1º) Saber se foi incorrectamente valorada pelo tribunal “a quo” a prova (testemunhal e documental) carreada para os autos, devendo, por isso, ser alterada a factualidade dada como provada;
2º) Saber se o condutor segurado na R. não teve qualquer culpa na produção do acidente em causa e, por via disso, não poderá aquela ser responsabilizada civilmente pelo pagamento de uma indemnização ao A. pelos danos patrimoniais e não patrimoniais por este sofridos.

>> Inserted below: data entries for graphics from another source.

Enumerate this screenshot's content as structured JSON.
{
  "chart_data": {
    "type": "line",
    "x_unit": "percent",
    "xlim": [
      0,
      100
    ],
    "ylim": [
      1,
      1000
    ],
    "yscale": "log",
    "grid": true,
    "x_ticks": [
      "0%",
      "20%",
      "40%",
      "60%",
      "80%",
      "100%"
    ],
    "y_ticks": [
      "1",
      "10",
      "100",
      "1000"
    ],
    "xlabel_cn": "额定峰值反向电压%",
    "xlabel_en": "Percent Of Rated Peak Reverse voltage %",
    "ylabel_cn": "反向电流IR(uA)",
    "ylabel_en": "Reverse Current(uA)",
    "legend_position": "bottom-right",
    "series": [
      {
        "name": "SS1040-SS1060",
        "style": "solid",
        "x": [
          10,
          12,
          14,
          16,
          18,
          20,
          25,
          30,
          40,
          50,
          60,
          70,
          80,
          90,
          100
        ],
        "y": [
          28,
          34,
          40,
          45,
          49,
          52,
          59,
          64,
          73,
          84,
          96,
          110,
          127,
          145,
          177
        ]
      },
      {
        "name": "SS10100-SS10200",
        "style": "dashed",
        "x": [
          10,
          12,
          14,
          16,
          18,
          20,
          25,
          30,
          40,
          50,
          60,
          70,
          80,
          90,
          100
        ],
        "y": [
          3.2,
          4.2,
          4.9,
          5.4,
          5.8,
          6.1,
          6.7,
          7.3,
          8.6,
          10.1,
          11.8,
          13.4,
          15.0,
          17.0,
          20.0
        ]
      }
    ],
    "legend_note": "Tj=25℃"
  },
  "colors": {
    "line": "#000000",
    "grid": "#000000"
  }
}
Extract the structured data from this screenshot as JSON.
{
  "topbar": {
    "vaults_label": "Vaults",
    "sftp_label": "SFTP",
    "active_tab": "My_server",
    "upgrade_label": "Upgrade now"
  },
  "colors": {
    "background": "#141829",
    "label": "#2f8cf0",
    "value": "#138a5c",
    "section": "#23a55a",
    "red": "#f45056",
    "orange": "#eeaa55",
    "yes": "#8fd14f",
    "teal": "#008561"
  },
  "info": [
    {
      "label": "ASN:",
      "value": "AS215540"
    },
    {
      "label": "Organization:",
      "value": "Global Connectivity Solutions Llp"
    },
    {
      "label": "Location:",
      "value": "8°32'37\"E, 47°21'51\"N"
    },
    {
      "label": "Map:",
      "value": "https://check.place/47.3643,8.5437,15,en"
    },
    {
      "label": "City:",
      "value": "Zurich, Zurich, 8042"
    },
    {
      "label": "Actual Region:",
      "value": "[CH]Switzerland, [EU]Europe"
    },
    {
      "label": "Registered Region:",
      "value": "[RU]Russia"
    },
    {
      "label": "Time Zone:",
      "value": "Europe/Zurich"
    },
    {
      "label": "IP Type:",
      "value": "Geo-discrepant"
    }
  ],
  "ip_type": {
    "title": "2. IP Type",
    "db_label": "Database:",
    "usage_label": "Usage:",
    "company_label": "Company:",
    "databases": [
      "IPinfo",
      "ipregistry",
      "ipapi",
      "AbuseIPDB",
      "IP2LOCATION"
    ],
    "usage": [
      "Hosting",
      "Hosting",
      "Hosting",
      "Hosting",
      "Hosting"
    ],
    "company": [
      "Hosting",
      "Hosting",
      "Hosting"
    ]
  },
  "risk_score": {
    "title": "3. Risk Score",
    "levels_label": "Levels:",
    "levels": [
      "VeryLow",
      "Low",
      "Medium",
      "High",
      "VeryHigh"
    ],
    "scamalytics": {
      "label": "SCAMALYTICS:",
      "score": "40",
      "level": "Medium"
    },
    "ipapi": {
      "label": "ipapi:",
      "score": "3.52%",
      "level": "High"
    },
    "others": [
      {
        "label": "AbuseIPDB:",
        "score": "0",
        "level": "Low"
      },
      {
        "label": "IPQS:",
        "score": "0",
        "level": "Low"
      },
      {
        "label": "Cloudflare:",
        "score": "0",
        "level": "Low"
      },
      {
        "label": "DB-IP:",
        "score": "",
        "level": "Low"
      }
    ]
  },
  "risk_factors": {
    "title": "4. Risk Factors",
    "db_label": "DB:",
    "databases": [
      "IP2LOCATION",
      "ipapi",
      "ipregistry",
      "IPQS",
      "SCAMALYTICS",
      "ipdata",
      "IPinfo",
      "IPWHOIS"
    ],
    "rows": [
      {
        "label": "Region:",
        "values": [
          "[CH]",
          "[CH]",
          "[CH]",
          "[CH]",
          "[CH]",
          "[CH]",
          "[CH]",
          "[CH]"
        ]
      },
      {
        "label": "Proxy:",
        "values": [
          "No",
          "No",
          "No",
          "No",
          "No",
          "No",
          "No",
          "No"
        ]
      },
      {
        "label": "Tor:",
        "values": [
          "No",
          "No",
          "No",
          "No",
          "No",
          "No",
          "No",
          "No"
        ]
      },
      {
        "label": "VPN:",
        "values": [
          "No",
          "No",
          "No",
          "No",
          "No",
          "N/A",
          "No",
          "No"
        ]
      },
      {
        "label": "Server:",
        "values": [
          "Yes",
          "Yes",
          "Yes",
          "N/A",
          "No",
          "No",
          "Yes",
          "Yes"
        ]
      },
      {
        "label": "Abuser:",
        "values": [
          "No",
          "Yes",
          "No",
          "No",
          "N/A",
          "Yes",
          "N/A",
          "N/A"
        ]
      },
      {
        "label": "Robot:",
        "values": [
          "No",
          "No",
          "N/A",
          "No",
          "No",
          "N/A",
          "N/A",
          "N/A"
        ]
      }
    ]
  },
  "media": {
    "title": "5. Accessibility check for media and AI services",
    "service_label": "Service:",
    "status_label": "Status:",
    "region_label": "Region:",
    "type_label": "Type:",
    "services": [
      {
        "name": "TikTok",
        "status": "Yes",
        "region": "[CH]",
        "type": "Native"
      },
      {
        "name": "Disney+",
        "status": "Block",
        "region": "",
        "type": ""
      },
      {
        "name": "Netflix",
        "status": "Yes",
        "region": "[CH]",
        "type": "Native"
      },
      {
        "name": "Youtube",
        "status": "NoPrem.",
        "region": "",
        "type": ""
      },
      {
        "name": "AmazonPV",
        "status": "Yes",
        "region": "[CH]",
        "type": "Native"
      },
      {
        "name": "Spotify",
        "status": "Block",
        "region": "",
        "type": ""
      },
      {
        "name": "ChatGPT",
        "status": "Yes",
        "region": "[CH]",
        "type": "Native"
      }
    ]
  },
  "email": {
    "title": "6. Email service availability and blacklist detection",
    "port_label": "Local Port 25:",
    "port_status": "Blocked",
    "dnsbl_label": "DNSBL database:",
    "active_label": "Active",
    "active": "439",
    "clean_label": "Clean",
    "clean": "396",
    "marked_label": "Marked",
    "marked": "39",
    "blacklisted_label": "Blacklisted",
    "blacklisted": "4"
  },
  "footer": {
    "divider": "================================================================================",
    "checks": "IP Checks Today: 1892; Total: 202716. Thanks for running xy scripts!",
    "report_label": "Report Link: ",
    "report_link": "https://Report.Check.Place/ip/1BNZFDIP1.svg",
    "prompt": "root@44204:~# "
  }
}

Antes de nos pronunciarmos sobre as questões supra referidas importa ter presente qual a factualidade que foi dada como provada no tribunal “a quo” e que, de imediato, passamos a transcrever:
1) … transferiu para a ré (…) Seguros – Companhia de Seguros de Ramos Reais, S.A a responsabilidade civil obrigatória pelos danos causados a terceiros pelo veículo pesado articulado marca Renault, com a matrícula (…), nos termos do acordo de vontades titulado pela apólice n.º (…).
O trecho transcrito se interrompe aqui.